Ich stehe vor dem Zug blicke ein letztes Mal den Bahnsteig entlang und lasse mich einfach nach vorn fallen.
Ich habe Angst davor, ewig zu suchen und nichts zu finden...oder habe ich Angst etwas zu finden? Was mir wirklich Angst macht sind diese Gedanken, denn sie sind immer da und doch finde ich keine Lösung.
Mein Kopf schlägt auf die Schienen. Der Zug fährt los. Mein Leben fließt aus mir und der Zug fährt immer weiter und auf ewig wird er einen Teil von mir an ihm kleben haben...denn ewig ist die Suche.

Todestribunal
16.02.2004, 04:34
Die Erzählung wirkt kalt und entbehrt jeden sprachlichen Rausch. Das ist dir gut gelungen und passt zur Geschichte. (Auch wenn solche Schilderung ehrlich gesagt nicht schwer zu realisieren ist.)

Die Aussage bleibt einem ohne nähere Informationen allerdings verschlossen.
Kannst du schreiben, was du dir gedacht hast?
Vor allem den Schlussgedanken kann ich nicht nachvollziehen. Die Suche des Rastlosen, zum Schluss Ernüchterten ist eng an den Zug geknüpft und geht deshalb über seinen Tod hinaus weiter. Aber warum? Was kümmert es den Zug, dass Irgendeiner das Ziel nicht trifft?

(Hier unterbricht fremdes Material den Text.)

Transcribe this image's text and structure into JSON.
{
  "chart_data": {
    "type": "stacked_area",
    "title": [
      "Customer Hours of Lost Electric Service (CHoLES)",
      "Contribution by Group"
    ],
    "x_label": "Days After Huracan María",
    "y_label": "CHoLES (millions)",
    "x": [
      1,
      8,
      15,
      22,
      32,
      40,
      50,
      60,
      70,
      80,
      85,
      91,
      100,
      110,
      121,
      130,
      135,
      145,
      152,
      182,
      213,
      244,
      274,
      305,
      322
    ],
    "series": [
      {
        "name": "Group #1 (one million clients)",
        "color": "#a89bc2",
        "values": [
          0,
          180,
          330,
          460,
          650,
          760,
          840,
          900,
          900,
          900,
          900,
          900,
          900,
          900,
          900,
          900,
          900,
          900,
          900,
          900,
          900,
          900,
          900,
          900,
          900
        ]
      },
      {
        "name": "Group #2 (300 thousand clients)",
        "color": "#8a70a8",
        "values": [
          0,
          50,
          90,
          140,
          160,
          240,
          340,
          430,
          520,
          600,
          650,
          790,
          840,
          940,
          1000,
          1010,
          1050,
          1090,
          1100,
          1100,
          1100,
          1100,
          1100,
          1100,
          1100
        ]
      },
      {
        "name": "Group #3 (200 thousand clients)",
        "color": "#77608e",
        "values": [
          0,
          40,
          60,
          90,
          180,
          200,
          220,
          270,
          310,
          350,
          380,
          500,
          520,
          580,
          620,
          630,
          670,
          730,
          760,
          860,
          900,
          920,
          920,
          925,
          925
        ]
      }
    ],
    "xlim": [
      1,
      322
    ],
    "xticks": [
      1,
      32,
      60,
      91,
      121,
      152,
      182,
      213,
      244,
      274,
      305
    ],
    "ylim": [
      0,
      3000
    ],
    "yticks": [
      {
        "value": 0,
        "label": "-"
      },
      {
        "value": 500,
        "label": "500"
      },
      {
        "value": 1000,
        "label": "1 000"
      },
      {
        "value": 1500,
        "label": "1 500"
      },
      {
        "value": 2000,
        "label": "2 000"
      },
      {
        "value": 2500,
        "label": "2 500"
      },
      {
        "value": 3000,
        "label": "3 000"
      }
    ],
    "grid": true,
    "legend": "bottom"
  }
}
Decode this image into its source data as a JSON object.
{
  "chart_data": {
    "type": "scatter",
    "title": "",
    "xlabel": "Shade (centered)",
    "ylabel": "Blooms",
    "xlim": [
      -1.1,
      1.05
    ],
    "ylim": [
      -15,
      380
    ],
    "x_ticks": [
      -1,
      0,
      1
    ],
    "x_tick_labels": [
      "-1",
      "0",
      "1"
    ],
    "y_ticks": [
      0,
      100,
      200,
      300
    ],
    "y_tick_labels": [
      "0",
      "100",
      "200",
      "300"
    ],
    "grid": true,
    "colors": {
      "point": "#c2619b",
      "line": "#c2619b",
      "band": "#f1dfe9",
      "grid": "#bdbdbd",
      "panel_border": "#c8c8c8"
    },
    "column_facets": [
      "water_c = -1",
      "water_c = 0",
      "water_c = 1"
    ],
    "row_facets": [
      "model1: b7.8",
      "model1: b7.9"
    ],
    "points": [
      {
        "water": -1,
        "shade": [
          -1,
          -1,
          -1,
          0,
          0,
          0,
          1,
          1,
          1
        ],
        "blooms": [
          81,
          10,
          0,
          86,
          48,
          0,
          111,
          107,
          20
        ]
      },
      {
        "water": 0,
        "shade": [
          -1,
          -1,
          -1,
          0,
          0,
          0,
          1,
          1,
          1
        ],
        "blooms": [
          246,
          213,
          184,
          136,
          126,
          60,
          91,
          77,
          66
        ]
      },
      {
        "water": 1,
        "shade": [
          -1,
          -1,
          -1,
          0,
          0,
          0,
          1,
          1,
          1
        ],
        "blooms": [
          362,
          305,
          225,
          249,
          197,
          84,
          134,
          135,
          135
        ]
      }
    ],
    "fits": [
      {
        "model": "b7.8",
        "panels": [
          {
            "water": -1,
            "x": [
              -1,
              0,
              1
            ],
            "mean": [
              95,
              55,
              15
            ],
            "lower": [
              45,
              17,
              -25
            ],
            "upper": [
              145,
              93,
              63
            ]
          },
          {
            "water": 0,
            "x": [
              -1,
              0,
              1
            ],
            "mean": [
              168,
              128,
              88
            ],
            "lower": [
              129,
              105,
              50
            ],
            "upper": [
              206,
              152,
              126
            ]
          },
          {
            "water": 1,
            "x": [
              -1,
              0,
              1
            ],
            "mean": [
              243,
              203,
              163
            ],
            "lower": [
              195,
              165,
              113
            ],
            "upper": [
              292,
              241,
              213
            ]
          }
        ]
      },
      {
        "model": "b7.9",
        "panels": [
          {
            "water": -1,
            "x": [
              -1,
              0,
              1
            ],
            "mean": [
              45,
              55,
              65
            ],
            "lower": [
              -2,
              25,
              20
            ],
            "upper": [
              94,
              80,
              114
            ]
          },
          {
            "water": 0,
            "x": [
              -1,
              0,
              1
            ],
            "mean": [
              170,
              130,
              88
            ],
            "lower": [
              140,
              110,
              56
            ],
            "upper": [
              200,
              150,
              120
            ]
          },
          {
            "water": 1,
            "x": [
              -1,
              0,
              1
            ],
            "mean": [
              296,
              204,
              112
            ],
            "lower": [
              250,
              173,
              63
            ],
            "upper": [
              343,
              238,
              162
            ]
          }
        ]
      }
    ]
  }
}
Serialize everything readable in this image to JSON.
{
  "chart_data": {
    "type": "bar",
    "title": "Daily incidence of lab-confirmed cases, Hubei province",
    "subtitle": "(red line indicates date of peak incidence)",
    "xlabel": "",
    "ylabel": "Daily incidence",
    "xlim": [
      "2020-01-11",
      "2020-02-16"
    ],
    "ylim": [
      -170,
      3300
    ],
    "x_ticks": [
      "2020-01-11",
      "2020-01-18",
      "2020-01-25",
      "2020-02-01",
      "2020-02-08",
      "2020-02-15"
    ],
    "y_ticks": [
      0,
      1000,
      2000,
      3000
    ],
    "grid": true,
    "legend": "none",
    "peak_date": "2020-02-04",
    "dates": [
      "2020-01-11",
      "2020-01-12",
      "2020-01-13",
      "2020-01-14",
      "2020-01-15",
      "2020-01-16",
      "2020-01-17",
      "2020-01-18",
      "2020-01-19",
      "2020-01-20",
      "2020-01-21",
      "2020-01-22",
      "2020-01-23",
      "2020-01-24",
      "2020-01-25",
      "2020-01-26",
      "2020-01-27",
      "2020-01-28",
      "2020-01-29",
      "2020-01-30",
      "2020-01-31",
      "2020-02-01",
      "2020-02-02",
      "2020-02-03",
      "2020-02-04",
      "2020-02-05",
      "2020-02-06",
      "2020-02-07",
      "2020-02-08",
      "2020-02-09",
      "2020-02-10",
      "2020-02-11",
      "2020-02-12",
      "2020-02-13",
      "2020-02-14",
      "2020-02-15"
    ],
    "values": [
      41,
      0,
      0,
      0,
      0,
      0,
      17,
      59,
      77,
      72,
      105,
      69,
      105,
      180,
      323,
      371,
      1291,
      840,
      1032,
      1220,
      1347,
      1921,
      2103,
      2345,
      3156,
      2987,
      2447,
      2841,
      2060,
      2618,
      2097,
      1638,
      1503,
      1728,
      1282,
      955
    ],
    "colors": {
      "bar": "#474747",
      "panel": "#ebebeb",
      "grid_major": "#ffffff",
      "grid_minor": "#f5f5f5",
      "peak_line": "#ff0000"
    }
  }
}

Großes Manko: Der erste Satz. - Ein Platz ist höchstens bedeckt, nie unterlegt. ^^

Entschuldige, falls ich entscheidende, notwendige Hinweise im Text überlesen habe, aber so viel Zeit mich damit zu beschäftigen hatte ich nicht.

basti-kun
16.02.2004, 22:11
nun...erstmal danke fürs lesen :)

die erste zeile hab ich geändert ;) danke für den hinweis ^^

und dann:
den zug kümmert rein gar nichts...der zug ist auch keine personifizierung. der Zug ist die suche..oder viel mehr, das was die suche vorantreibt.
und der endgedanke ist einfach, dass der erzähler mit seinem leben als suchender noch nicht wirklich abgeschlossen hat..und da die suche bekanntlich ewig ist..für ihn war sie ewig, da er bis zum schluss gesucht hat und die suche für ihn, somit auch ein teil des lebens ist, der ausfüllend und für ihn ewig ist.

Pyrus
20.02.2004, 19:21
Ich bin von einigen deiner Gedanken begeistert. Doch bevor ich endgültige Schlüsse ziehen kann, musst du mir verraten, weshalb die Suche ewig ist. Ich habe gerade den Eindruck, du nimmst irgendeinen Gemeinspruch für wahr an und baust darauf deine Geschichte auf.